Title: A Bayesian sparse latent factor model for identification of cancer subgroups with data integration
Authors: Zequn Sun - Medical University of South Carolina (United States)
Brian Neelon - Medical University of South Carolina (United States)
Dongjun Chung - Ohio State University (United States) [presenting]
Abstract: Identification of cancer subgroups is of critical importance for the development of precise therapeutic strategies for various types of cancer. The Cancer Genome Atlas (TCGA) have generated tremendous amount of high throughput genomic data, which profiles somatic mutation, copy number alteration, DNA methylation, gene expression for each patient. This large-scale cancer genomic data provides unprecedented opportunity to investigate cancer subgroups using integrative approaches based on multiple types of genomic data.

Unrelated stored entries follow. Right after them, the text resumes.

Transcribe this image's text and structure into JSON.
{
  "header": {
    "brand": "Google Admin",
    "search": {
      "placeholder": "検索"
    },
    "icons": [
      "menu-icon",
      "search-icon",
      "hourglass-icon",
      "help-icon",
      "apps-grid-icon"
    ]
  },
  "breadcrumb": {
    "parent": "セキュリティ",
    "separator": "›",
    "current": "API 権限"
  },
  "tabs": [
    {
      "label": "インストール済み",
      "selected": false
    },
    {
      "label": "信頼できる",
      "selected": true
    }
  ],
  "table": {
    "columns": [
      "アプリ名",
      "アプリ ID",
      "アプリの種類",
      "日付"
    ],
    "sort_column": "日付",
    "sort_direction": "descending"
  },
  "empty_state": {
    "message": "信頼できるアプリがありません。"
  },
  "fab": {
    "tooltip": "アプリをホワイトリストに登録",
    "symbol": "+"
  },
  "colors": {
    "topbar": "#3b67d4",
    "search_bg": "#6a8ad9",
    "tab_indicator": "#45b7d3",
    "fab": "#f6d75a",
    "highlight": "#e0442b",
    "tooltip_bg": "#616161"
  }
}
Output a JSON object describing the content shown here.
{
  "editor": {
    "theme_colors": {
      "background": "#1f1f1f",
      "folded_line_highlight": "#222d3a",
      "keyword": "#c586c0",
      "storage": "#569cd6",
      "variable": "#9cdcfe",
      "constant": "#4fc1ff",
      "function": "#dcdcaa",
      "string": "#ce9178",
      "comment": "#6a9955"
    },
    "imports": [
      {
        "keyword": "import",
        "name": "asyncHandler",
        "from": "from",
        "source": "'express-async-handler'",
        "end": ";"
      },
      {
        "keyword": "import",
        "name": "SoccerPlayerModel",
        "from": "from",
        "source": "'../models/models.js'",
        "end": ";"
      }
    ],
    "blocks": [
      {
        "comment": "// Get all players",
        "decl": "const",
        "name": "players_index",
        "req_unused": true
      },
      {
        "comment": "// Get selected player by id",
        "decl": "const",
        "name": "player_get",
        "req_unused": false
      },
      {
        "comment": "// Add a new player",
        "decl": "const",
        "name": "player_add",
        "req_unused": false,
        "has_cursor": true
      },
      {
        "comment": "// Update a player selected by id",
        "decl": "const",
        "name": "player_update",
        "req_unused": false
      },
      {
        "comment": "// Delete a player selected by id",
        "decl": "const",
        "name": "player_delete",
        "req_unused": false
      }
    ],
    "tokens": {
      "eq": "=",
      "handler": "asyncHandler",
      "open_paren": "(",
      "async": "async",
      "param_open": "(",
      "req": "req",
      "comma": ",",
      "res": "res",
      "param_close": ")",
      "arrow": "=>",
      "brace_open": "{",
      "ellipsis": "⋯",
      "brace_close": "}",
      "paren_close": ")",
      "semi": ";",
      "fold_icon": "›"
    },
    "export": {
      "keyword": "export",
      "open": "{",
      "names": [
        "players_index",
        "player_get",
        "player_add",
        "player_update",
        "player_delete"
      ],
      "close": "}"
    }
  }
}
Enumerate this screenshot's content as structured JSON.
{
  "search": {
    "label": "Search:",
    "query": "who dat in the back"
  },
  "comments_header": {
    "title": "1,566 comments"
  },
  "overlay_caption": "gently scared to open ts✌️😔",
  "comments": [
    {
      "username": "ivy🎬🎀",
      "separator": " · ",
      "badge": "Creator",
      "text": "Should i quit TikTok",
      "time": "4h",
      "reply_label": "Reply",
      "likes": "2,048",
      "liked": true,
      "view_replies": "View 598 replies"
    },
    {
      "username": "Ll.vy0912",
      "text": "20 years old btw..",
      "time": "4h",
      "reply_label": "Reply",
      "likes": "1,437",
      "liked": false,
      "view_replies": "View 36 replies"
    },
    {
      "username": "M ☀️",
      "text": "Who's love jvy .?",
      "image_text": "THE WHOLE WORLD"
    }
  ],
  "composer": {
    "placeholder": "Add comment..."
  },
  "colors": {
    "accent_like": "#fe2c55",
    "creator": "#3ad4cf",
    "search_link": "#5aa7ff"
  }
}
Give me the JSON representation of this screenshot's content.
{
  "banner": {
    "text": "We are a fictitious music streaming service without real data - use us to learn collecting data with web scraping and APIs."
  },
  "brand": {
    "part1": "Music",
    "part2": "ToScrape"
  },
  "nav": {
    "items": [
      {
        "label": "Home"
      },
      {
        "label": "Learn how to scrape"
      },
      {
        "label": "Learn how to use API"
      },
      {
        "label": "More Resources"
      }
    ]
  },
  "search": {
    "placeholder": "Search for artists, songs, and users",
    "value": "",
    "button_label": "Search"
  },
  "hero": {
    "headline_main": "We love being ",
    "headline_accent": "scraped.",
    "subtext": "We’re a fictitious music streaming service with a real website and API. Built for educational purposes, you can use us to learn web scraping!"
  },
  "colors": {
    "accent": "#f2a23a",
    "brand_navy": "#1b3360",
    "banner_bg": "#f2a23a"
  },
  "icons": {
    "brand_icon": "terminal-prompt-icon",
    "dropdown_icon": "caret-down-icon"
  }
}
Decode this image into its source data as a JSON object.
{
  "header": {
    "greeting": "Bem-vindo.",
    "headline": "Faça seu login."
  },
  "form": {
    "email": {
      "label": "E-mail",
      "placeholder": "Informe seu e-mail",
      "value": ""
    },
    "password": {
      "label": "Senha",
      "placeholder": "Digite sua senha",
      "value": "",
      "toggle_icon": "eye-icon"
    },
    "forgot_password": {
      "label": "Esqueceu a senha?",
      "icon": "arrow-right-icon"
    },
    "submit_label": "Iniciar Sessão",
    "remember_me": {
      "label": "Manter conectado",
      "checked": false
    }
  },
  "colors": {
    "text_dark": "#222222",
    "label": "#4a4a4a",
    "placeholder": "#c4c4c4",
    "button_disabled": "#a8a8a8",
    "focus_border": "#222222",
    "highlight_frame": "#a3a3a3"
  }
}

We will discuss our recent work on a Bayesian sparse latent factor model for simultaneous identification of cancer subgroups (clustering) and key molecular features (variable selection), based on a joint analysis of continuous, binary, and count data. In addition, by utilizing pathway (variable group) information, this approach does not only improve accuracy and robustness in identification of cancer subgroups and key molecular features, but also facilitates biological understanding of novel findings generated with this approach. Finally, in order to facilitate efficient posterior sampling, a heavy-tailed prior is specified for continuous data while alternative Gibbs samplers are proposed based on Polya-Gamma mixtures of Normal densities for binary and count data. We will illustrate the proposed statistical model with simulation studies and its application to the TCGA data.